The slim fingers rippled through the sheaf of bills, and silently pushed a third of the stack across the table. Charlie Ballou was sitting up on the bed, holding onto his arm, his face pasty as he watched the big man stuff the bulky package in his inside jacket pocket. The stout man ran the tip of his tongue over livid lips; his voice was hoarse. “You play rough, kid.”

“I don’t play.”

Ballou tried to smile. “You sold me. Our deal still go on the game?”

“Why not? I’ll see that young Schofield’s not there to tempt you.”

“Business is business, huh?” The smile this time was more of a success, but Charlie winced when he tried to move his arm.

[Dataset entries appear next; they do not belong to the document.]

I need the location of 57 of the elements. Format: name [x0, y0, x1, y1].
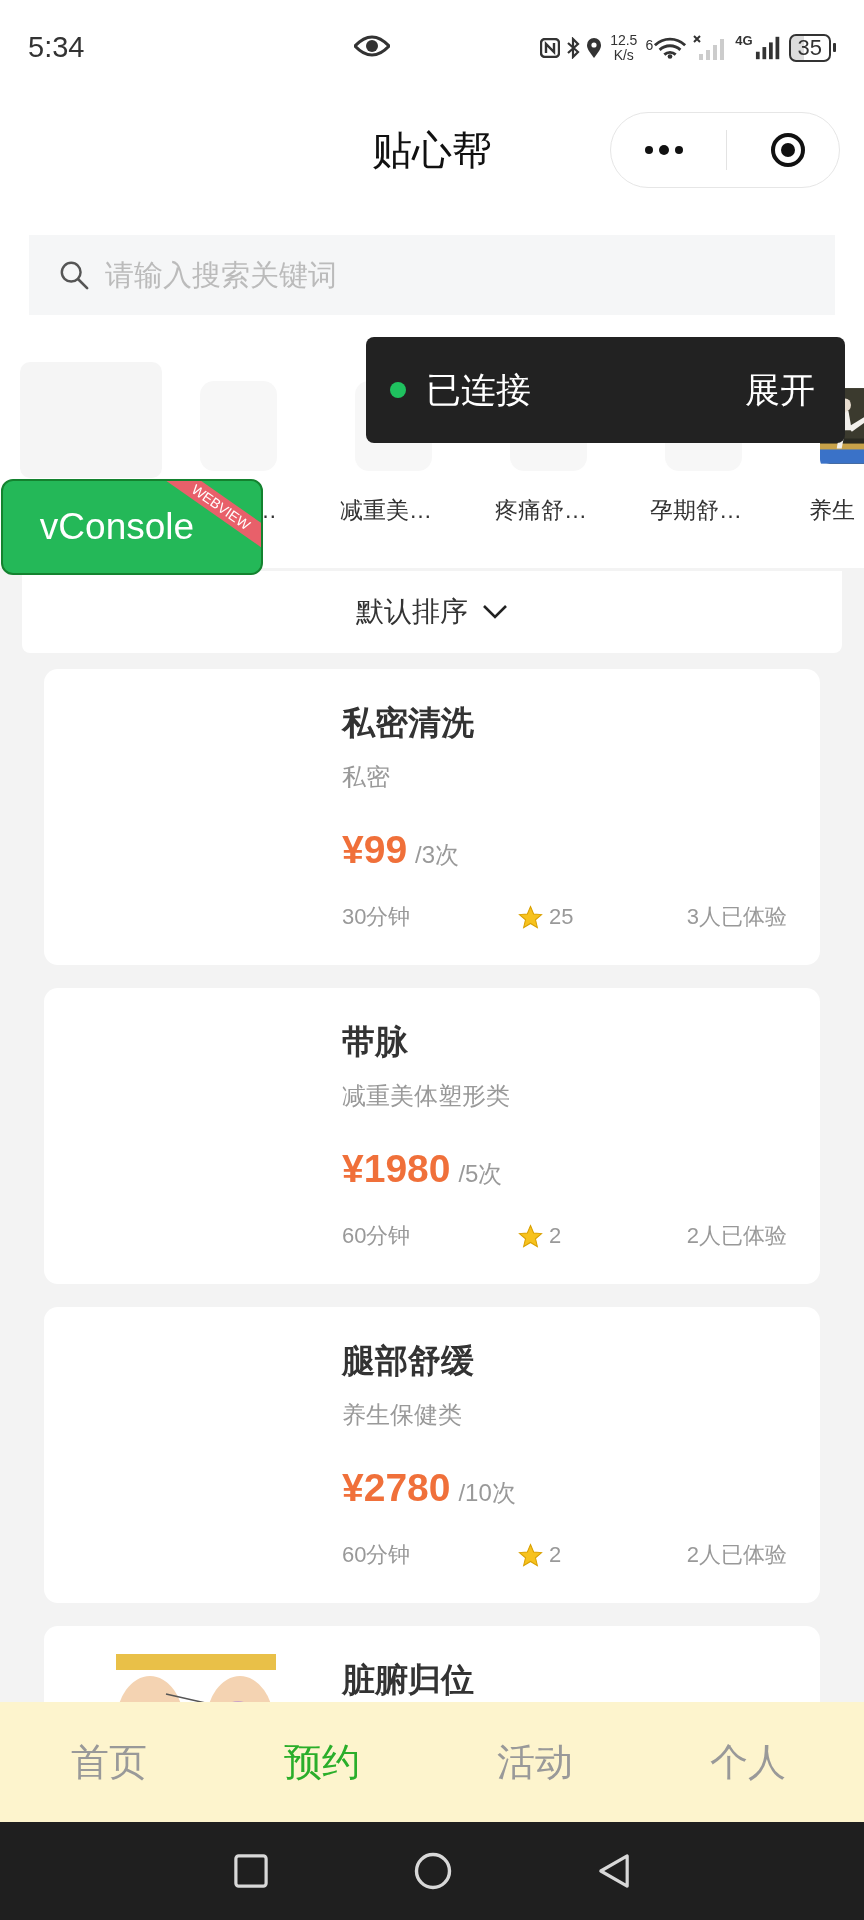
- price-unit: /5次: [458, 1159, 503, 1189]
- location-icon: [586, 36, 603, 59]
- network-speed-unit: K/s: [613, 47, 634, 63]
- star-icon: [518, 904, 543, 930]
- search-input[interactable]: 请输入搜索关键词: [105, 258, 705, 292]
- network-speed: 12.5: [610, 32, 638, 48]
- category-label[interactable]: 减重美…: [338, 496, 432, 524]
- wifi-icon: [653, 35, 688, 60]
- page-title: 贴心帮: [372, 126, 492, 174]
- category-label[interactable]: 孕期舒…: [648, 496, 742, 524]
- service-price: ¥1980: [342, 1146, 451, 1192]
- home-icon[interactable]: [414, 1852, 452, 1890]
- eye-icon: [354, 34, 390, 58]
- battery-level: 35: [788, 33, 831, 62]
- nfc-icon: [540, 37, 561, 58]
- search-icon: [59, 260, 89, 290]
- recents-icon[interactable]: [234, 1854, 268, 1888]
- service-category: 减重美体塑形类: [342, 1081, 511, 1111]
- sort-dropdown[interactable]: 默认排序: [22, 571, 842, 653]
- expand-link[interactable]: 展开: [745, 366, 815, 414]
- close-target-icon[interactable]: [769, 132, 806, 168]
- service-title: 私密清洗: [342, 703, 475, 743]
- category-label[interactable]: 养生: [809, 496, 864, 524]
- network-type: 4G: [735, 32, 753, 48]
- service-card[interactable]: 腿部舒缓 养生保健类 ¥2780 /10次 60分钟 2 2人已体验: [44, 1307, 820, 1603]
- more-icon[interactable]: [644, 145, 685, 155]
- clock-time: 5:34: [28, 31, 85, 64]
- wifi-standard-label: 6: [645, 36, 654, 53]
- connection-status: 已连接: [426, 368, 531, 411]
- service-duration: 60分钟: [342, 1541, 412, 1569]
- service-card[interactable]: 私密清洗 私密 ¥99 /3次 30分钟 25 3人已体验: [44, 669, 820, 965]
- search-bar[interactable]: 请输入搜索关键词: [29, 235, 835, 315]
- service-title: 带脉: [342, 1022, 409, 1062]
- back-icon[interactable]: [598, 1853, 630, 1889]
- service-title: 脏腑归位: [342, 1660, 475, 1700]
- experience-count: 2人已体验: [686, 1222, 787, 1250]
- star-icon: [518, 1223, 543, 1249]
- rating-count: 2: [549, 1222, 562, 1250]
- category-label[interactable]: 疼痛舒…: [493, 496, 587, 524]
- price-unit: /3次: [415, 840, 460, 870]
- service-card[interactable]: 带脉 减重美体塑形类 ¥1980 /5次 60分钟 2 2人已体验: [44, 988, 820, 1284]
- service-category: 私密: [342, 762, 391, 792]
- experience-count: 2人已体验: [686, 1541, 787, 1569]
- service-category: 养生保健类: [342, 1400, 463, 1430]
- service-duration: 60分钟: [342, 1222, 412, 1250]
- service-price: ¥2780: [342, 1465, 451, 1511]
- star-icon: [518, 1542, 543, 1568]
- price-unit: /10次: [458, 1478, 516, 1508]
- service-price: ¥99: [342, 827, 408, 873]
- service-card[interactable]: 脏腑归位: [44, 1626, 820, 1702]
- chevron-down-icon: [482, 604, 508, 620]
- rating-count: 2: [549, 1541, 562, 1569]
- service-title: 腿部舒缓: [342, 1341, 475, 1381]
- rating-count: 25: [549, 903, 574, 931]
- service-duration: 30分钟: [342, 903, 412, 931]
- experience-count: 3人已体验: [686, 903, 787, 931]
- bluetooth-icon: [566, 36, 581, 59]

“There is one other thing,” Conway said thoughtfully. He approached the coffee table. “Don’t let Charlie talk you into anything foolish, Max. Because if he should, and I get one crack at you, you’ll never forget it. Is that perfectly clear?”

He looked down at the sallow lace and the slim, long-fingered hands. “I’ll put both your hands together, and Ill empty every chamber in this gun right through both of them. After that you can try dealing cards the rest of your life with a pair of hooked claws.”

Charlie Ballou had a touch of color back in his face. Now he tried to put a little jauntiness into his tone. “I still don’t see why you’re pawing the ground. A mark is a mark. Right?”